This is one of those dishes that tastes good morning, noon and night, and makes a filling meal from humble ingredients. You can make this in advance, and store in the fridge, reheating wedges on a baking sheet in the oven.
- 1 ¼ lbs. (approx. 2 large) russet potatoes, scrubbed
- 1 medium onion
- 1 cup olive oil
- 8 large eggs
- ¾ tsp sweet or smoked paprika
- Optional: fresh chopped parsley, for serving
Prep and Cook
- Thinly slice the potatoes (this is easiest to do with a mandolin) and onion. Heat oil in a 10-inch non-stick or cast-iron skillet over medium heat. This will take 3 to 4 minutes.

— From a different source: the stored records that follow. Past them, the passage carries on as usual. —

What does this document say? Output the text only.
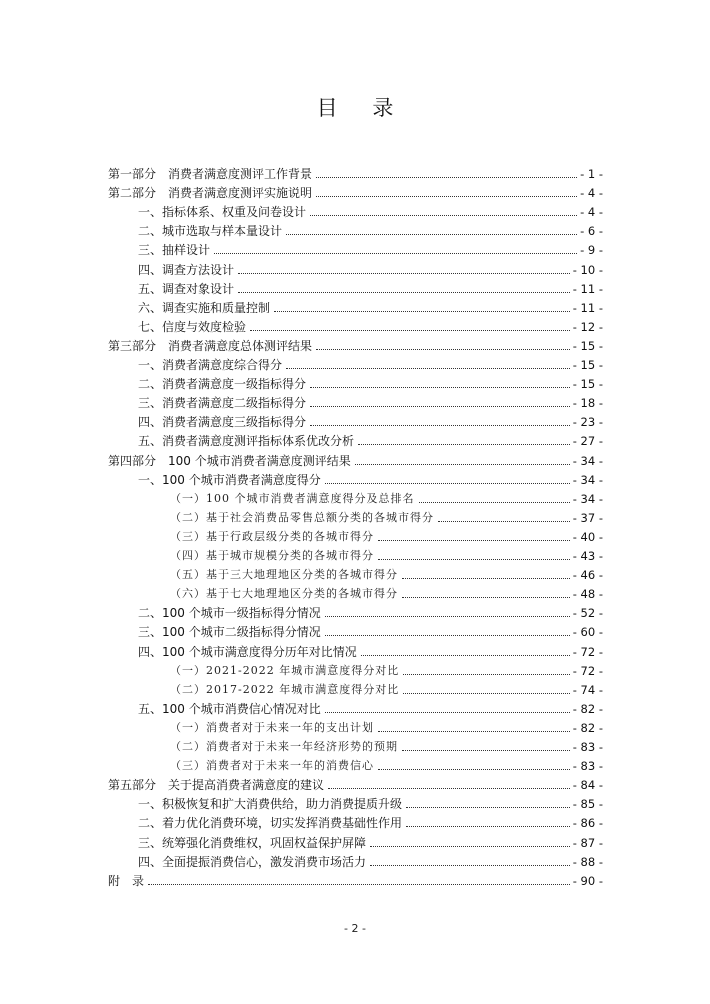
目 录
第一部分　消费者满意度测评工作背景	- 1 -
第二部分　消费者满意度测评实施说明	- 4 -
一、指标体系、权重及问卷设计	- 4 -
二、城市选取与样本量设计	- 6 -
三、抽样设计	- 9 -
四、调查方法设计	- 10 -
五、调查对象设计	- 11 -
六、调查实施和质量控制	- 11 -
七、信度与效度检验	- 12 -
第三部分　消费者满意度总体测评结果	- 15 -
一、消费者满意度综合得分	- 15 -
二、消费者满意度一级指标得分	- 15 -
三、消费者满意度二级指标得分	- 18 -
四、消费者满意度三级指标得分	- 23 -
五、消费者满意度测评指标体系优改分析	- 27 -
第四部分　100 个城市消费者满意度测评结果	- 34 -
一、100 个城市消费者满意度得分	- 34 -
（一）100 个城市消费者满意度得分及总排名	- 34 -
（二）基于社会消费品零售总额分类的各城市得分	- 37 -
（三）基于行政层级分类的各城市得分	- 40 -
（四）基于城市规模分类的各城市得分	- 43 -
（五）基于三大地理地区分类的各城市得分	- 46 -
（六）基于七大地理地区分类的各城市得分	- 48 -
二、100 个城市一级指标得分情况	- 52 -
三、100 个城市二级指标得分情况	- 60 -
四、100 个城市满意度得分历年对比情况	- 72 -
（一）2021-2022 年城市满意度得分对比	- 72 -
（二）2017-2022 年城市满意度得分对比	- 74 -
五、100 个城市消费信心情况对比	- 82 -
（一）消费者对于未来一年的支出计划	- 82 -
（二）消费者对于未来一年经济形势的预期	- 83 -
（三）消费者对于未来一年的消费信心	- 83 -
第五部分　关于提高消费者满意度的建议	- 84 -
一、积极恢复和扩大消费供给，助力消费提质升级	- 85 -
二、着力优化消费环境，切实发挥消费基础性作用	- 86 -
三、统筹强化消费维权，巩固权益保护屏障	- 87 -
四、全面提振消费信心，激发消费市场活力	- 88 -
附　录	- 90 -
- 2 -
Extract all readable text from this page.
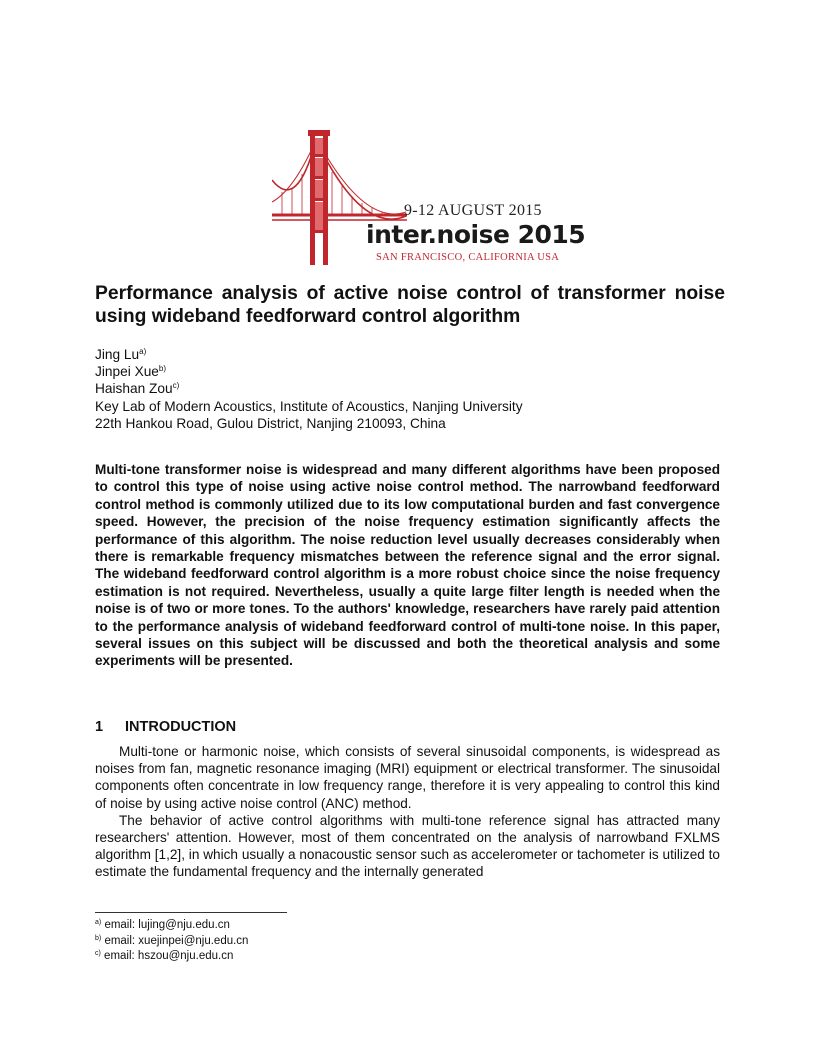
9-12 AUGUST 2015
inter.noise 2015
SAN FRANCISCO, CALIFORNIA USA
Performance analysis of active noise control of transformer noise using wideband feedforward control algorithm
Jing Lu$^{a)}$
Jinpei Xue$^{b)}$
Haishan Zou$^{c)}$
Key Lab of Modern Acoustics, Institute of Acoustics, Nanjing University
22th Hankou Road, Gulou District, Nanjing 210093, China
Multi-tone transformer noise is widespread and many different algorithms have been proposed to control this type of noise using active noise control method. The narrowband feedforward control method is commonly utilized due to its low computational burden and fast convergence speed. However, the precision of the noise frequency estimation significantly affects the performance of this algorithm. The noise reduction level usually decreases considerably when there is remarkable frequency mismatches between the reference signal and the error signal. The wideband feedforward control algorithm is a more robust choice since the noise frequency estimation is not required. Nevertheless, usually a quite large filter length is needed when the noise is of two or more tones. To the authors' knowledge, researchers have rarely paid attention to the performance analysis of wideband feedforward control of multi-tone noise. In this paper, several issues on this subject will be discussed and both the theoretical analysis and some experiments will be presented.
1 INTRODUCTION

Multi-tone or harmonic noise, which consists of several sinusoidal components, is widespread as noises from fan, magnetic resonance imaging (MRI) equipment or electrical transformer. The sinusoidal components often concentrate in low frequency range, therefore it is very appealing to control this kind of noise by using active noise control (ANC) method.

The behavior of active control algorithms with multi-tone reference signal has attracted many researchers' attention. However, most of them concentrated on the analysis of narrowband FXLMS algorithm [1,2], in which usually a nonacoustic sensor such as accelerometer or tachometer is utilized to estimate the fundamental frequency and the internally generated

$^{a)}$ email: lujing@nju.edu.cn
$^{b)}$ email: xuejinpei@nju.edu.cn
$^{c)}$ email: hszou@nju.edu.cn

- When tiny bubbles begin to appear, add all of the sliced potatoes and onion, plus a good pinch of salt and pepper, to the pan. Gently stir the potatoes into the oil with a wooden spoon.
- Cook, turning the potatoes every few minutes, until they are tender but not browned. If potatoes reach the point when they begin to break, they are overdone. Stop cooking immediately.
- While the potatoes are cooking beat the eggs and paprika in a large bowl; season with salt and pepper.
- Drain potatoes in a colander set over a bowl in order to collect the oil. Return the skillet to the stovetop and preheat the oven to 350°F. Pour 2 tablespoons of the reserved oil into the pan.
- Mix the potatoes and onions into the eggs and pour into the skillet. Reduce heat to medium low and cook for 5 minutes.
- Transfer the skillet to the oven and cook until the top of the tortilla is set and the edges are golden brown, about 7 to 10 minutes. Serve warm or at room temperature with crusty bread and a side salad or steamed vegetables.